WebInspect scan stops after each audit
I'm running WebInspect 10.4 against an http site using the default scan settings crawl and audit. It appears that after each audit (currently at 99 of 942) the scan stops. I have to click start/resume to get it started again. Is there a setting I can configure so it does not stop? Any ideas on why it is stopping - something I can look at? Thank you!
This sounds like the server is no longer responding, the database is full, or your drive space is limited. At the times of these halts, what if any are the messages in the Scan Log (tab shown at bottom of the UI inside the summary Information Panel)?
In addition to the Scan Log, you could diagnose the outages by inserting an intercept proxy into the scan. You would Pause the scan, start up the included HP Web Proxy tool or your favored proxy, alter the Current Scan Settings > Proxy panel to use the listener port of that proxy (e.g. 127.0.0.1:8080), and then Resume the scan. The Web Proxy window should expose the traffic issues. Reverse this configuration when you no longer want to monitor with Web Proxy.
The most common cause of halting scans is that the server is not responding to an adequate number of HTTP Requests and so WebInspect is assuming that the server has gone off-line. The Requestors panel within the Scan Settings sets the acceptable number of Consecutive timeouts. Some users think disabling feature this will fix their issue, but that would only cause WebInspect to continuing firing Requests into the ether with no responses coming back ever, so really not good.
One of the first items to try for the timeouts issue would be to increase the Timeout count (20 seconds) found on the Requestor panel of the Scan Settings. You might also try using lower thread counts. The same Requestors panel is where you can see the default is to run with 5 threads Crawling and 10 of Auditing. Be aware that lowered thread counts means a longer scan duration, so it is a bit of a balancing game.

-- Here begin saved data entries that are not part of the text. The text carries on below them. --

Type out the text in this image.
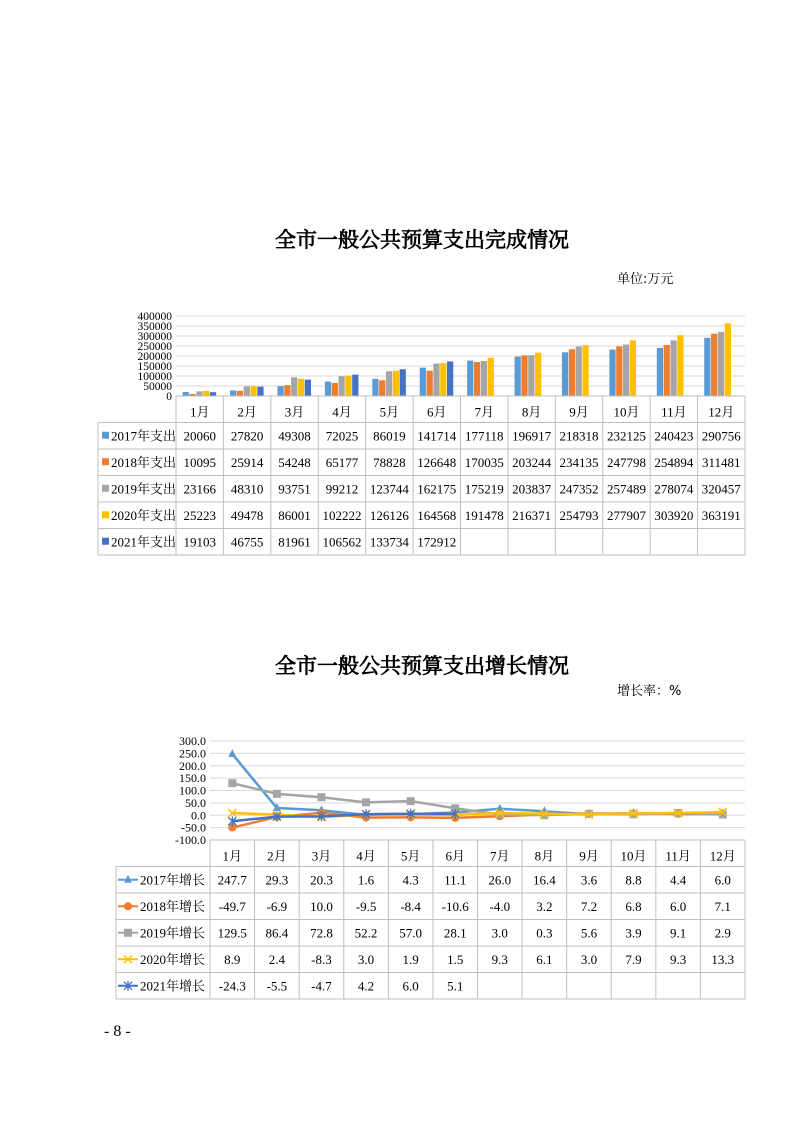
全市一般公共预算支出完成情况
单位:万元
400000
350000
300000
250000
200000
150000
100000
50000
0
1月 2月 3月 4月 5月 6月 7月 8月 9月 10月 11月 12月
2017年支出 20060 27820 49308 72025 86019 141714 177118 196917 218318 232125 240423 290756
2018年支出 10095 25914 54248 65177 78828 126648 170035 203244 234135 247798 254894 311481
2019年支出 23166 48310 93751 99212 123744 162175 175219 203837 247352 257489 278074 320457
2020年支出 25223 49478 86001 102222 126126 164568 191478 216371 254793 277907 303920 363191
2021年支出 19103 46755 81961 106562 133734 172912
全市一般公共预算支出增长情况
增长率：%
300.0
250.0
200.0
150.0
100.0
50.0
0.0
-50.0
-100.0
1月 2月 3月 4月 5月 6月 7月 8月 9月 10月 11月 12月
2017年增长 247.7 29.3 20.3 1.6 4.3 11.1 26.0 16.4 3.6 8.8 4.4 6.0
2018年增长 -49.7 -6.9 10.0 -9.5 -8.4 -10.6 -4.0 3.2 7.2 6.8 6.0 7.1
2019年增长 129.5 86.4 72.8 52.2 57.0 28.1 3.0 0.3 5.6 3.9 9.1 2.9
2020年增长 8.9 2.4 -8.3 3.0 1.9 1.5 9.3 6.1 3.0 7.9 9.3 13.3
2021年增长 -24.3 -5.5 -4.7 4.2 6.0 5.1
- 8 -
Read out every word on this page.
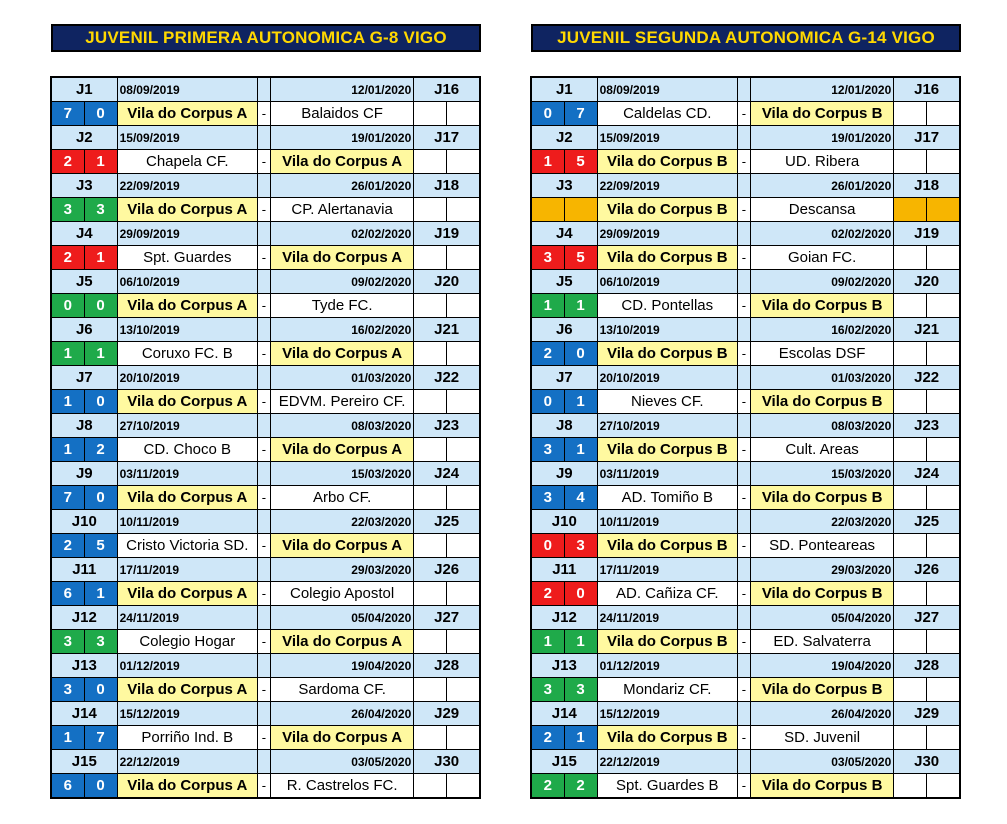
JUVENIL PRIMERA AUTONOMICA G-8 VIGO	JUVENIL SEGUNDA AUTONOMICA G-14 VIGO
J1		08/09/2019		12/01/2020	J16	
7	0	Vila do Corpus A	-	Balaidos CF		
J2		15/09/2019		19/01/2020	J17	
2	1	Chapela CF.	-	Vila do Corpus A		
J3		22/09/2019		26/01/2020	J18	
3	3	Vila do Corpus A	-	CP. Alertanavia		
J4		29/09/2019		02/02/2020	J19	
2	1	Spt. Guardes	-	Vila do Corpus A		
J5		06/10/2019		09/02/2020	J20	
0	0	Vila do Corpus A	-	Tyde FC.		
J6		13/10/2019		16/02/2020	J21	
1	1	Coruxo FC. B	-	Vila do Corpus A		
J7		20/10/2019		01/03/2020	J22	
1	0	Vila do Corpus A	-	EDVM. Pereiro CF.		
J8		27/10/2019		08/03/2020	J23	
1	2	CD. Choco B	-	Vila do Corpus A		
J9		03/11/2019		15/03/2020	J24	
7	0	Vila do Corpus A	-	Arbo CF.		
J10		10/11/2019		22/03/2020	J25	
2	5	Cristo Victoria SD.	-	Vila do Corpus A		
J11		17/11/2019		29/03/2020	J26	
6	1	Vila do Corpus A	-	Colegio Apostol		
J12		24/11/2019		05/04/2020	J27	
3	3	Colegio Hogar	-	Vila do Corpus A		
J13		01/12/2019		19/04/2020	J28	
3	0	Vila do Corpus A	-	Sardoma CF.		
J14		15/12/2019		26/04/2020	J29	
1	7	Porriño Ind. B	-	Vila do Corpus A		
J15		22/12/2019		03/05/2020	J30	
6	0	Vila do Corpus A	-	R. Castrelos FC.		
J1		08/09/2019		12/01/2020	J16	
0	7	Caldelas CD.	-	Vila do Corpus B		
J2		15/09/2019		19/01/2020	J17	
1	5	Vila do Corpus B	-	UD. Ribera		
J3		22/09/2019		26/01/2020	J18	
		Vila do Corpus B	-	Descansa		
J4		29/09/2019		02/02/2020	J19	
3	5	Vila do Corpus B	-	Goian FC.		
J5		06/10/2019		09/02/2020	J20	
1	1	CD. Pontellas	-	Vila do Corpus B		
J6		13/10/2019		16/02/2020	J21	
2	0	Vila do Corpus B	-	Escolas DSF		
J7		20/10/2019		01/03/2020	J22	
0	1	Nieves CF.	-	Vila do Corpus B		
J8		27/10/2019		08/03/2020	J23	
3	1	Vila do Corpus B	-	Cult. Areas		
J9		03/11/2019		15/03/2020	J24	
3	4	AD. Tomiño B	-	Vila do Corpus B		
J10		10/11/2019		22/03/2020	J25	
0	3	Vila do Corpus B	-	SD. Ponteareas		
J11		17/11/2019		29/03/2020	J26	
2	0	AD. Cañiza CF.	-	Vila do Corpus B		
J12		24/11/2019		05/04/2020	J27	
1	1	Vila do Corpus B	-	ED. Salvaterra		
J13		01/12/2019		19/04/2020	J28	
3	3	Mondariz CF.	-	Vila do Corpus B		
J14		15/12/2019		26/04/2020	J29	
2	1	Vila do Corpus B	-	SD. Juvenil		
J15		22/12/2019		03/05/2020	J30	
2	2	Spt. Guardes B	-	Vila do Corpus B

In some rare cases, the target application might be dropping the scanner's connections based on some 3rd-party protective filter or similar IPS-like feature, if it notices that WebInspect is maliciously fuzzing its inputs. You would need to discuss a correction for that with the IPS/protective team on your network.
Under the Edit menu > Application Settings > Directories panel of WebInspect you can locate the paths where the scans and logs are written. Are they at risk of limited free drive space?
If using SQL Express, you should have up to 10GB of storage per scan. Long ago we used to run into this as an issue before SQL Express 2008 R2 came along, because the limit used to be 4GB per scan with 2005 and earlier releases of Express 2008. If you are using a Standard or Enterprise edition of SQL Server than this would not be the correct item to research, as those afford a theoretical unlimited scan size.
-- Habeas Data
Micro Focus Fortify Customers-Only Forums – https://community.softwaregrp.com/t5/Fortify/ct-p/fortify
Thanks for your reply! This is the message in the scan log at the bottom:
|5/31/2015 2:17:18 PM||Info||Stop Requested, reason=ConnectivityProblemEventHandlerArgs:|
I have plenty of memory for SQL Express and the log folders. It keeps scanning once I hit resume. It just seems odd that it stops after each audit (at least that is my assumption as the audit # has increased by 1 each time it is stopped). It would seem odd to me also that connectivity is lost after each audit. Maybe it is just coincidental that the audit # has increased by 1 each time. connectivity is obviously resumed when I click resume.
I will try increasing the time out on the Scan Setting Requestor panel when I can scan again later today.